Une panne du groupe électrogène de secours de la société nationale de poste et des services financiers (Snpsf) a provoqué la fermeture durant plusieurs heures des guichets de cette banque postale. C'est ce qu'à déclaré Said Ahmed El Kabir directeur des affaires financières de ladite société.
C'est une panne qui vient au mouvais moment, un moment où une partie des agents de l'État et ceux de la société Comores Télécom attendaient le versement de leur salaire. Une panne qui est survenue le soir du mercredi et qui aurait généré une perturbation sur le réseau des 40 guichets que compte la société à travers le pays.

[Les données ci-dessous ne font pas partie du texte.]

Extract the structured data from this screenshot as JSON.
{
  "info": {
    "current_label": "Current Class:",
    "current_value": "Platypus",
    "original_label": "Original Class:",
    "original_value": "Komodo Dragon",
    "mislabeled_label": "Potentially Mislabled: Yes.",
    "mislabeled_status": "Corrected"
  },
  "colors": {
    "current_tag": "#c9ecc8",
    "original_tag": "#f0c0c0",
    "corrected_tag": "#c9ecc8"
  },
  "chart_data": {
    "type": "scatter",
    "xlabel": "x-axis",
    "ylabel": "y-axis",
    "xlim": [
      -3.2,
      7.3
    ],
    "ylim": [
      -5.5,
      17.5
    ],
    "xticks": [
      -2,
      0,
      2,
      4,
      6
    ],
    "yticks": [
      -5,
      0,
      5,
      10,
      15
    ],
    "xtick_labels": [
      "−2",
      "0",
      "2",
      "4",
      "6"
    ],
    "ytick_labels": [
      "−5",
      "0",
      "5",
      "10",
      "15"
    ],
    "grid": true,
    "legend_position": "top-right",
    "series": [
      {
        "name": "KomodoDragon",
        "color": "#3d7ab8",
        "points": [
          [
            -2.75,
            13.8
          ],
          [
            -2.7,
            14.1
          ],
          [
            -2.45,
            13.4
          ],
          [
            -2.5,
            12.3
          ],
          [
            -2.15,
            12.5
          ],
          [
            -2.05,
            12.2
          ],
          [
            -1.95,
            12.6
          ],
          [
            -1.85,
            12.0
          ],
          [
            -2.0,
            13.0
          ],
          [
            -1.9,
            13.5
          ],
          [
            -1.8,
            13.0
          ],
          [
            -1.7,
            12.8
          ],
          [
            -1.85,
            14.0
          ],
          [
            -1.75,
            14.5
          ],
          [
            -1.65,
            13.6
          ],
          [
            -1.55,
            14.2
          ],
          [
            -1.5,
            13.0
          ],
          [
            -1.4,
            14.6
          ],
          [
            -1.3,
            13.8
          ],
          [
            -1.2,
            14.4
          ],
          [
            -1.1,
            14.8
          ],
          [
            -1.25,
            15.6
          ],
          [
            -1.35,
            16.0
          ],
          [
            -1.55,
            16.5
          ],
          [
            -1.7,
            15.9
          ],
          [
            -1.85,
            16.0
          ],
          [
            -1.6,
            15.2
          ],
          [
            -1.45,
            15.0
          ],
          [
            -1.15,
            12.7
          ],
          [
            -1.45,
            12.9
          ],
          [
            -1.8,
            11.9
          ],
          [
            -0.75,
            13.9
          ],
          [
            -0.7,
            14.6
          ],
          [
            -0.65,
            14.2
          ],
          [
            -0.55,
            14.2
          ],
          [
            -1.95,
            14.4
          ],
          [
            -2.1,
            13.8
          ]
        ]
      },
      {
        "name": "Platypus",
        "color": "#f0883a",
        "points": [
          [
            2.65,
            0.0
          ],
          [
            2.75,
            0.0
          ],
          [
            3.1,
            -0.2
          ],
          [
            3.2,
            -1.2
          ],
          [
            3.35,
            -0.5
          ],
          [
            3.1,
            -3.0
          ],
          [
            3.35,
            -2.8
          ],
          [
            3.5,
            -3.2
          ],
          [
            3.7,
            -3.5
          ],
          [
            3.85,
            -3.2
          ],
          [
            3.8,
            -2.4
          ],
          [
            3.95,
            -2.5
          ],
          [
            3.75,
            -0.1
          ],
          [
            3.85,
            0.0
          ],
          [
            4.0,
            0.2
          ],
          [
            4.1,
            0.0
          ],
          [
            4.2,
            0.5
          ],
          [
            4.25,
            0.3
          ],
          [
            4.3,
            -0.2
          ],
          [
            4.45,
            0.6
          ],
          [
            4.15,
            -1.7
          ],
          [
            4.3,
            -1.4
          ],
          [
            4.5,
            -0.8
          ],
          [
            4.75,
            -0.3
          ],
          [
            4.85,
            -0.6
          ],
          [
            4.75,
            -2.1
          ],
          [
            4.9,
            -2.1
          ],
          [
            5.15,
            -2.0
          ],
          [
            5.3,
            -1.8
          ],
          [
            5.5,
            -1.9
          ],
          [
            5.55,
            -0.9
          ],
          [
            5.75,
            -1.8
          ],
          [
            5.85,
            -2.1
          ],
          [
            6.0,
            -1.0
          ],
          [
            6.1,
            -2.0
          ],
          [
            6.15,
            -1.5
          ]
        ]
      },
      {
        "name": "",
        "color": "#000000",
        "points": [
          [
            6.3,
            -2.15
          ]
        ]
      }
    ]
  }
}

« Le groupe de secours est tombé en panne le soir (mercredi). Le courant d’alternateur a lâché. Donc là il n'y avait pas de l'électricité, ce qui a provoqué le déraillement du système informatique », a indiqué Said Ahmed El Kabir. Il rassure qu'aussitôt la panne détectée, les techniciens de la société se mettent à pieds d’œuvre : « mais vous savez que ce sont des appareils sensibles qui demandent de la part des techniciens plus de doigté », a-t-il dit.
Et lui d'ajouter « on espère que le service va reprendre à Moroni, et en fin de mâtinée tous les guichets vont rouvrir et on le souhaite. Le retard de plusieurs heures avait provoqué un mouvement de foule importante amassée à l'entrée du siège de cette banque postale. M. El Kabir pense que le mouvement serait du au fait que les employés de Comores Télécom ont été payés en manuel (non par virement), un payement qui a coïncidé avec le versement des salaires des agents de l'État.
« Plusieurs personnes se sont ruées vers Moroni parce que les agents de Comores Télécom ont été payés manuellement, chacun avait amené son chèque. Donc 2000 clients se présentent d’un seul coup. Nous avons voulu ouvrir des guichets spéciaux pour eux, ce qui a perturbé un peu les opérations », a-t-il assuré. Autre problème évoqué, le nouveau système informatique introduit, le RPS qui une fois adapté à l'ancien système cela cause dit-on, des lenteurs.
« La Snpsf aurait du publier un communiqué dans les médias pour nous informer du problème », a déploré un agent de l'État qui dit être surpris au moment de venir toucher son salaire. Un autre retraité issu de la diaspora fustige lui le manque de communication de la banque postale. « Moi je suis un retraité de l'État français, je peux aller faire les opérations ailleurs, mais que dire de ceux qui veulent retirer leur salaire ici », a-t-il regretté.